Just like you can have a dollar, a euro or gold, you can have a Bitcoin. It holds a store of value like any other currency. Bitcoin is completely digital and is stored on your computer. It is decentralized and runs on a peer-to-peer network, which means that not one person or institution can regulate or control Bitcoin. Instead of a trusted third party like a bank, Bitcoin creates trust through a cryptographic system, making sure that only you can use your Bitcoins.
Like gold, no central bank controls Bitcoin currency so governments cannot print or mint more of it. Using computers and complex software, people can “mine” Bitcoins by solving complex mathematical problems. If they solve the problem, they get Bitcoin. But since the process of mining is so difficult most people just buy Bitcoin from various exchanges popping up.
People can choose to pay for things using their Bitcoins. Sites like Overstock.com and Reddit.com are already accepting this digital currency and/or they can invest in the Bitcoin currency as they would invest in the stock market or in gold, and earn a return on their investment as the price in U.S. dollars per Bitcoin rises. In recent months, one Bitcoin unit has been worth about $700. It has been as low as $50 and as high as more than $1,200.
Although it isn’t a household name, Bitcoin has quickly gained cult status among believers in virtual currencies, thanks to wild fluctuations in its price , moves by mainstream retailers to accept it for payment and increased regulatory scrutiny.
Now, what about the market volatility and other concerns such as security, raised by Bitcoin detractors? Bitcoin has only been around for five years, and since then it has exploded. Any security will be very volatile in its infancy. As time goes on, volatility decreases.
Mt. Gox, a Bitcoin exchange based in Tokyo, Japan, suspended all trading on February 24, and several hours later its website went offline – as in, no data; a blank page. It was revealed that possibly $350 million to $380 million in Bitcoin had been stolen from the exchange due to a security breach. This left people who had entrusted Mt. Gox with their Bitcoin wondering if their digital currency was forever lost. The sudden disappearance of Mt. Gox, the first and most widely known Bitcoin exchange, has raised concerns about the sustainability of the online currency market. The Mt. Gox debacle sent the Bitcoin value down more than $100 earlier in the week, causing people who had invested in the currency to experience heavy losses, if only temporarily. By the end of the week, it was trading around $550 a unit.
While many people use Bitcoin as a payment, some prefer to use it as an investment like a security to hold on to and sell off later. Mahir Jethanandani, a junior at Saratoga High School in Saratoga, California, has become a self-described Bitcoin enthusiast, immersing himself in the news and research surrounding this new digital currency. In March 2013, Jethanandani invested in Bitcoin through Coinbase, an exchange with low transaction fees. He purchased Bitcoin at around $100 a unit and sold his investments eight months later when the news about China was emerging. “I managed to pull out of Bitcoin with an obscene investment return,” notes Jethanandani. “I bought Bitcoins at $100 and sold them off at $900.”
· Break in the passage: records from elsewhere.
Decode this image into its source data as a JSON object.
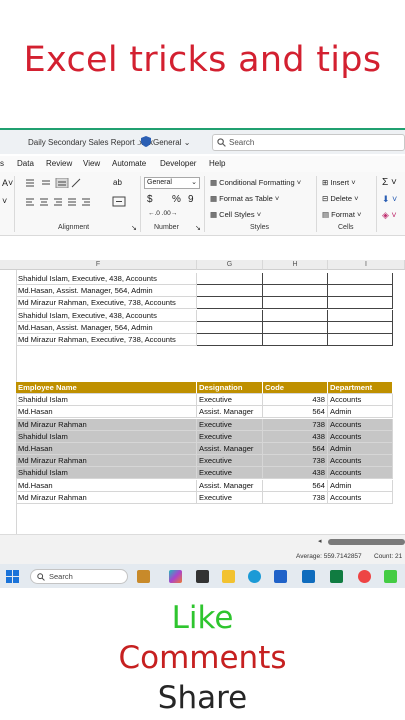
{
  "headline": "Excel tricks and tips",
  "window": {
    "doc_title": "Daily Secondary Sales Report .xlsx",
    "sensitivity": "General",
    "search_placeholder": "Search"
  },
  "menu": [
    "s",
    "Data",
    "Review",
    "View",
    "Automate",
    "Developer",
    "Help"
  ],
  "ribbon": {
    "number_format": "General",
    "alignment_label": "Alignment",
    "number_label": "Number",
    "styles_label": "Styles",
    "cells_label": "Cells",
    "conditional_formatting": "Conditional Formatting",
    "format_as_table": "Format as Table",
    "cell_styles": "Cell Styles",
    "insert": "Insert",
    "delete": "Delete",
    "format": "Format",
    "percent": "%",
    "currency": "$",
    "comma": "9",
    "autosum": "Σ"
  },
  "columns": [
    "F",
    "G",
    "H",
    "I"
  ],
  "combined_rows": [
    "Shahidul Islam, Executive, 438, Accounts",
    "Md.Hasan, Assist. Manager, 564, Admin",
    "Md Mirazur Rahman, Executive, 738, Accounts",
    "Shahidul Islam, Executive, 438, Accounts",
    "Md.Hasan, Assist. Manager, 564, Admin",
    "Md Mirazur Rahman, Executive, 738, Accounts"
  ],
  "table": {
    "headers": [
      "Employee Name",
      "Designation",
      "Code",
      "Department"
    ],
    "rows": [
      [
        "Shahidul Islam",
        "Executive",
        "438",
        "Accounts"
      ],
      [
        "Md.Hasan",
        "Assist. Manager",
        "564",
        "Admin"
      ],
      [
        "Md Mirazur Rahman",
        "Executive",
        "738",
        "Accounts"
      ],
      [
        "Shahidul Islam",
        "Executive",
        "438",
        "Accounts"
      ],
      [
        "Md.Hasan",
        "Assist. Manager",
        "564",
        "Admin"
      ],
      [
        "Md Mirazur Rahman",
        "Executive",
        "738",
        "Accounts"
      ],
      [
        "Shahidul Islam",
        "Executive",
        "438",
        "Accounts"
      ],
      [
        "Md.Hasan",
        "Assist. Manager",
        "564",
        "Admin"
      ],
      [
        "Md Mirazur Rahman",
        "Executive",
        "738",
        "Accounts"
      ]
    ],
    "selected_rows": 7
  },
  "status": {
    "average": "Average: 559.7142857",
    "count": "Count: 21"
  },
  "taskbar": {
    "search": "Search"
  },
  "cta": {
    "like": "Like",
    "comments": "Comments",
    "share": "Share"
  },
  "colors": {
    "headline": "#d32030",
    "header_fill": "#bf9000",
    "selection": "#c6c6c6",
    "like": "#2ec52e",
    "comments": "#c62020"
  }
}
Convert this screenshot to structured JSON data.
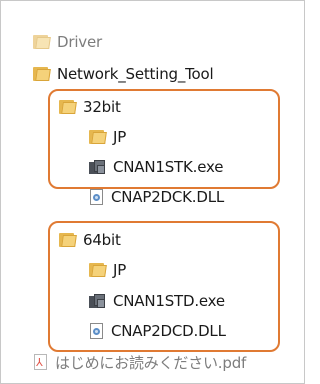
{
  "tree": {
    "items": [
      {
        "label": "Driver",
        "icon": "folder-icon",
        "faded": true
      },
      {
        "label": "Network_Setting_Tool",
        "icon": "folder-icon"
      },
      {
        "label": "32bit",
        "icon": "folder-icon"
      },
      {
        "label": "JP",
        "icon": "folder-icon"
      },
      {
        "label": "CNAN1STK.exe",
        "icon": "exe-icon"
      },
      {
        "label": "CNAP2DCK.DLL",
        "icon": "dll-icon"
      },
      {
        "label": "64bit",
        "icon": "folder-icon"
      },
      {
        "label": "JP",
        "icon": "folder-icon"
      },
      {
        "label": "CNAN1STD.exe",
        "icon": "exe-icon"
      },
      {
        "label": "CNAP2DCD.DLL",
        "icon": "dll-icon"
      },
      {
        "label": "はじめにお読みください.pdf",
        "icon": "pdf-icon",
        "faded": true
      }
    ]
  },
  "colors": {
    "highlight_border": "#e07a33"
  }
}
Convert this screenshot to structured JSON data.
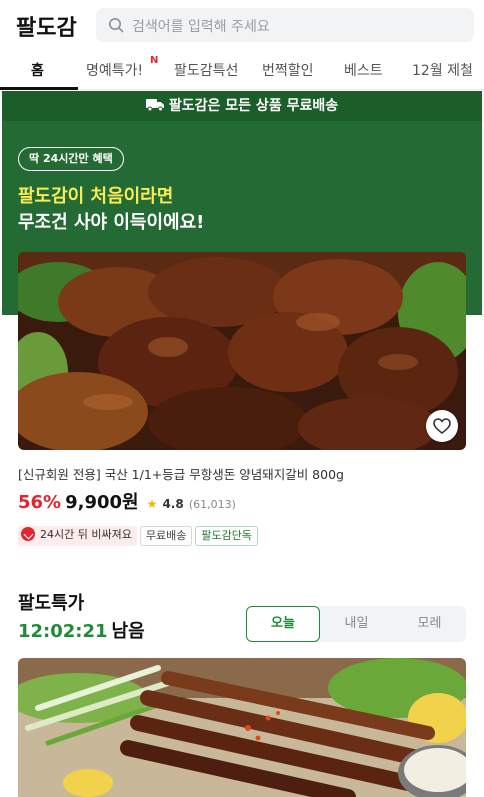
{
  "header": {
    "logo": "팔도감",
    "search_placeholder": "검색어를 입력해 주세요",
    "search_icon": "search-icon"
  },
  "tabs": [
    {
      "label": "홈",
      "active": true
    },
    {
      "label": "명예특가!",
      "new_badge": "N"
    },
    {
      "label": "팔도감특선"
    },
    {
      "label": "번쩍할인"
    },
    {
      "label": "베스트"
    },
    {
      "label": "12월 제철"
    }
  ],
  "banner": {
    "shipping_text": "팔도감은 모든 상품 무료배송",
    "shipping_icon": "truck-icon",
    "badge": "딱 24시간만 혜택",
    "headline_line1": "팔도감이 처음이라면",
    "headline_line2": "무조건 사야 이득이에요!",
    "colors": {
      "bar": "#1c5e2a",
      "bg": "#246a34",
      "highlight": "#f7ec57"
    }
  },
  "product": {
    "title": "[신규회원 전용] 국산 1/1+등급 무항생돈 양념돼지갈비 800g",
    "discount": "56%",
    "price": "9,900원",
    "rating": "4.8",
    "review_count": "(61,013)",
    "tags": [
      "24시간 뒤 비싸져요",
      "무료배송",
      "팔도감단독"
    ],
    "heart_icon": "heart-icon"
  },
  "deal": {
    "title": "팔도특가",
    "timer": "12:02:21",
    "timer_suffix": "남음",
    "segments": [
      {
        "label": "오늘",
        "active": true
      },
      {
        "label": "내일"
      },
      {
        "label": "모레"
      }
    ],
    "accent": "#1e8b36"
  }
}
Bitcoin can be used entirely as a payment system; merchants do not need to hold any Bitcoin currency or be exposed to Bitcoin volatility at any time. Any consumer or merchant can trade in and out of Bitcoin and other currencies any time they want. In addition, merchants are highly attracted to Bitcoin because it eliminates the risk of credit card fraud.
Critics of Bitcoin point to limited usage by ordinary consumers and merchants, but that same criticism was leveled against PCs and the Internet at the same stage. Every day, more and more consumers and merchants are buying, using and selling Bitcoin, all around the world. The overall numbers are still small, but they are growing quickly; and, ease of use for all participants is rapidly increasing as Bitcoin tools and technologies are improved. Remember, it used to be technically challenging to even get on the Internet. Now it’s not.
Money is money because we think it has value today, we think it will have value in the future and we will be able to use it as a medium of exchange. In other words, money is money because we believe in it; clearly all those who bought in believe that Bitcoin has value.